B. Réponse du gouvernement

B. Réponse du gouvernement
  1. 140. Dans sa communication du 7 mai 1993, le gouvernement relève que le droit de grève n'est pas expressément visé par les articles des conventions de l'OIT, mais qu'il est considéré comme faisant partie des principes de la liberté syndicale. Conformément aux normes de l'OIT telles qu'elles sont interprétées par les organes de l'OIT, les conséquences d'un conflit du travail peuvent prendre un tel caractère de gravité que l'intervention du gouvernement ou des restrictions au droit de grève seront compatibles avec les principes de la liberté syndicale. Des limitations ou des interdictions des grèves sont ainsi acceptées lorsque la grève implique: a) des fonctionnaires agissant en tant qu'organe de la puissance publique; b) des services essentiels au sens strict du terme, à savoir des services dont l'interruption mettrait en danger, dans tout ou partie de la population, la vie, la sécurité ou la santé des personnes. Conformément à l'interprétation de l'OIT, les conséquences préjudiciables doivent en outre être évidentes et imminentes.

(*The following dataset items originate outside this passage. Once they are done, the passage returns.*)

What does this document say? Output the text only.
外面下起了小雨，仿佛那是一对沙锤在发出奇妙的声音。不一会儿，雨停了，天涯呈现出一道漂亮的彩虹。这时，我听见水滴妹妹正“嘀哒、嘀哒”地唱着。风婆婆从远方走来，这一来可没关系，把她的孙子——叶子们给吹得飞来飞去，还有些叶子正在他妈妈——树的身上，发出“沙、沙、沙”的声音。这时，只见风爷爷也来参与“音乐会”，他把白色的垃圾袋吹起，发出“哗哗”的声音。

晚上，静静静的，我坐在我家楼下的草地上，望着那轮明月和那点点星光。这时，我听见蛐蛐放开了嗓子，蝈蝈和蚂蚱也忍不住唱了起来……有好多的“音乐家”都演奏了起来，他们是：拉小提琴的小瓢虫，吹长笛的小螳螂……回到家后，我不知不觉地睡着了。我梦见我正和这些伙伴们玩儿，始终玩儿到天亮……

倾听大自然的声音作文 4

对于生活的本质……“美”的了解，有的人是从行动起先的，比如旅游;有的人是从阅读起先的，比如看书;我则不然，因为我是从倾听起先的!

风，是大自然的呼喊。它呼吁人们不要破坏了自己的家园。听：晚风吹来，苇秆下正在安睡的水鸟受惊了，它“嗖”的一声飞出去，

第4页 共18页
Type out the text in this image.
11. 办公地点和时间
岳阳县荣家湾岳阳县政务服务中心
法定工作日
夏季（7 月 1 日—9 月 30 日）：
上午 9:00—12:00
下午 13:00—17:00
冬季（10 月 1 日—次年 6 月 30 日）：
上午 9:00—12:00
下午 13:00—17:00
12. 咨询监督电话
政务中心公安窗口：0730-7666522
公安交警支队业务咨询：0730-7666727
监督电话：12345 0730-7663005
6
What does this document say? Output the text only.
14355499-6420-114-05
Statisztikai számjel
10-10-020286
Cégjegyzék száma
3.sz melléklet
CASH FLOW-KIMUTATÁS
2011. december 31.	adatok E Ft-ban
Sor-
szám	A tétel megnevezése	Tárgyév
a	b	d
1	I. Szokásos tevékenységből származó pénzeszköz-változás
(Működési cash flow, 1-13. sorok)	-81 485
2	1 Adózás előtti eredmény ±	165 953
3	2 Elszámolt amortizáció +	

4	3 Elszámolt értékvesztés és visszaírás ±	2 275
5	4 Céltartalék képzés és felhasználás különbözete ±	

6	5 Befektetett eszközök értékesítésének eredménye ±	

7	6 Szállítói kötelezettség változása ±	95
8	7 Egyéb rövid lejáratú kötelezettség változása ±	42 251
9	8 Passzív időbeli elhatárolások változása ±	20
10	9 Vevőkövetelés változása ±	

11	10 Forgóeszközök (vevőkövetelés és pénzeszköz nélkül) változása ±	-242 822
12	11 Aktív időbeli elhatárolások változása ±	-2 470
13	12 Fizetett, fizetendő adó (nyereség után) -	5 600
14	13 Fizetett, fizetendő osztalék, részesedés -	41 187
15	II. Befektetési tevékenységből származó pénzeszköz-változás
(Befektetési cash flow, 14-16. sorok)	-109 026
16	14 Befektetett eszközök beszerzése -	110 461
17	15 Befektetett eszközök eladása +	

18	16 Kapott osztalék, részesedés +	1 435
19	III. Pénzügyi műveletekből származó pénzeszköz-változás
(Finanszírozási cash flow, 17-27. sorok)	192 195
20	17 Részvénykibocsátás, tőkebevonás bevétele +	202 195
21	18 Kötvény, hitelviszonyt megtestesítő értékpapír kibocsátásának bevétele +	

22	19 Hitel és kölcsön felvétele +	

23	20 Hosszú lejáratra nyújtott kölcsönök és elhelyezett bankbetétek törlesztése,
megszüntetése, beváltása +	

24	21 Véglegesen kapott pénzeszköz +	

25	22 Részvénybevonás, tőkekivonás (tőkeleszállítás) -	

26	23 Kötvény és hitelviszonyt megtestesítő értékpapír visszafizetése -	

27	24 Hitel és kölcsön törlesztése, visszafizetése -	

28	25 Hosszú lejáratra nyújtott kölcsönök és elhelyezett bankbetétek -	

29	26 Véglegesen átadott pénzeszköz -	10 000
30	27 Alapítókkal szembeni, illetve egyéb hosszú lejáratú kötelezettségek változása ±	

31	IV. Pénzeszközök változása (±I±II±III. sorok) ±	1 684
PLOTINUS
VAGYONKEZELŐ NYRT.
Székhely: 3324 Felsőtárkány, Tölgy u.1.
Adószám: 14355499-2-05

  2. 141. Le gouvernement indique que, dans l'ensemble, la plainte du DNMF donne une description exacte de l'évolution du conflit, mais il formule des observations complémentaires. Dans le domaine des transports maritimes nationaux, la NHO a conclu des conventions collectives avec les trois organisations de travailleurs ci-après: le DNMF, le Syndicat des seconds de Norvège et le Syndicat des gens de mer de Norvège. Lors des négociations qui se sont déroulées en 1992 pour la révision des accords salariaux, les employeurs se sont entendus avec les gens de mer, mais les deux autres accords ont été soumis à la médiation. La procédure de médiation a pris fin le 27 avril sans avoir donné de résultat positif, et le même jour 600 mécaniciens de marine et 1.400 seconds se sont mis en grève. Cela est revenu à une grève générale dans le secteur des transbordeurs, car tous les seconds et 600 mécaniciens de marine sur 700 ont fait grève.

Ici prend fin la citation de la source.